Currently there is only one species of willet (Tringa semipalmatus). Some birders recognize two subspecies, the western inornatus and the eastern semipalmatus, and believe the subspecies should be designated as separate species. Species (and genus) designation decisions are made by the American Ornithologists’ Union (AOU) Checklist Committee and are based on published research. Currently the status of the willet is being considered by the Committee.
The eastern willet is about 10% smaller than the western subspecies. It also has approximately a 15% shorter bill and legs that are also about 15% shorter. The bill of the western willet, in addition to being longer, is thinner and more often upturned.
The western willet is paler (more grey) in all plumages. The eastern is more heavily barred on the chest and back, particularly in breeding plumage.

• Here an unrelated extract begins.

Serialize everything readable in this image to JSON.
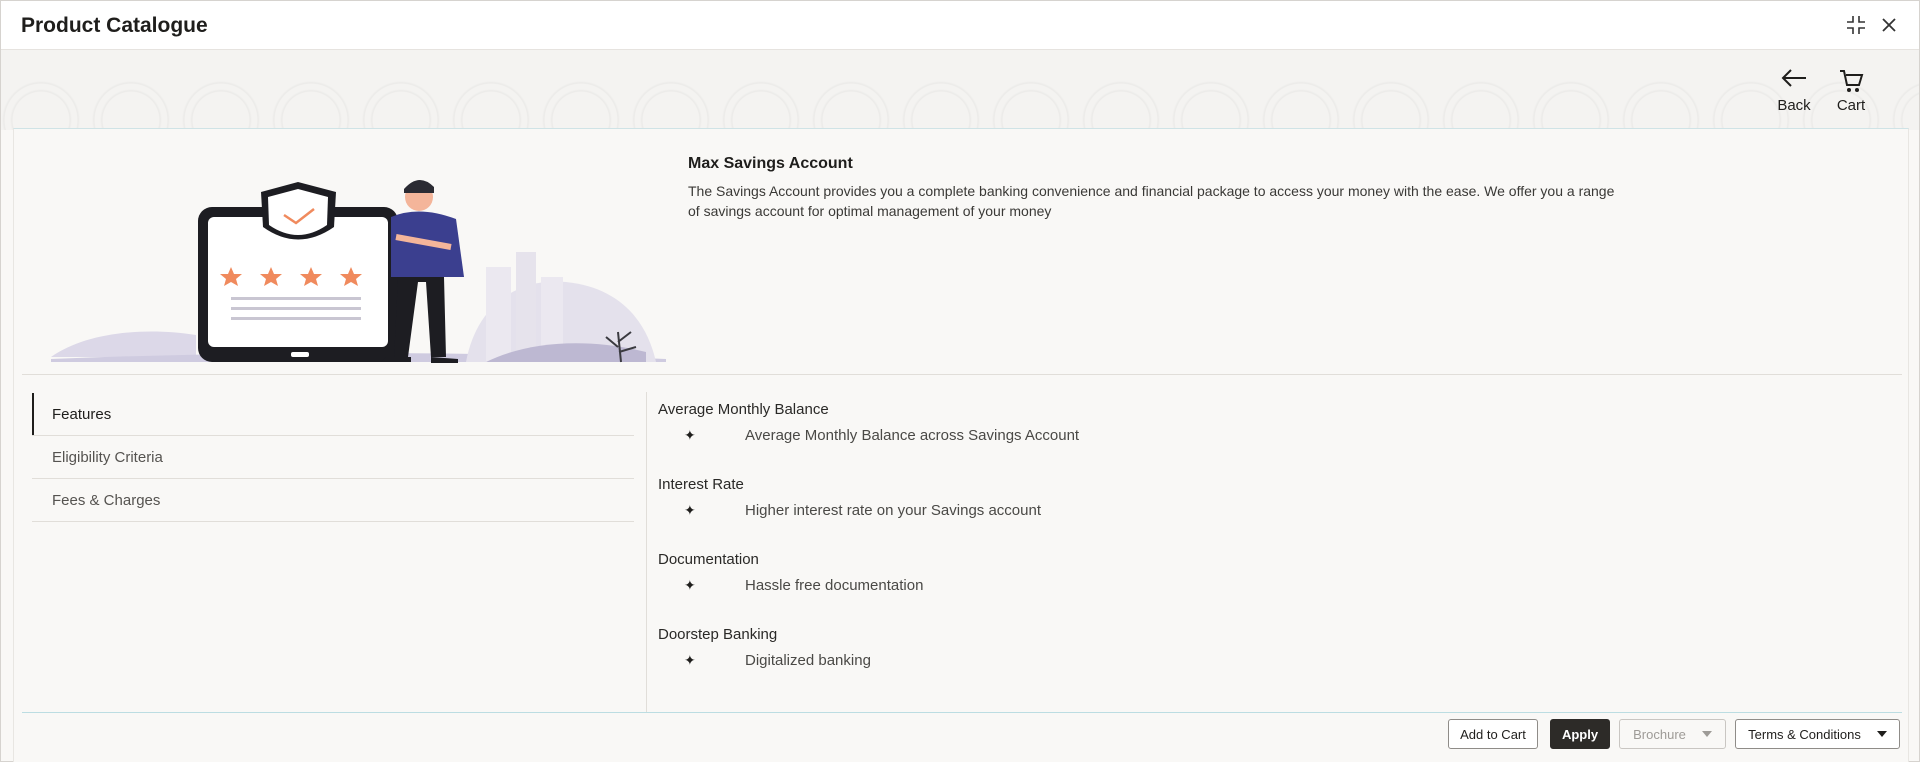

The distinctive black and white striped wing pattern seen in flight has a broader white stripe in the western inornatus.
Western inornatus willets winter in fresh and saltwater marshes along the Pacific Coast. This subspecies moves inland to breed in freshwater and alkaline marshes. The eastern semipalmatus inhabits Atlantic and Gulf Coast saltwater marshes. They do not move inland to breed. There is no contact on between the two populations on the breeding grounds nor do their ranges overlap.
The subspecies can also be differentiated by their calls. Although it is difficult for most people to discern the difference, research shows the two groups easily distinguish between recorded calls. All songs and calls of the western subspecies are lower pitched than those of the eastern.
I expect that before long there will be two species of Tringa willets – the eastern semipalmatus and the western inornatus. This would not be the first taxonomic name change for the willet. Previously the willet was considered the only species in the genus Catoptrophorus, but in 2006 the AOU moved it to the genus Tringa.
No matter what it is called, Leonard and I always await the return of the willets each spring, usually around April 1st in our area. This willet was photographed along the Bieber/Lookout Road in Lassen County CA.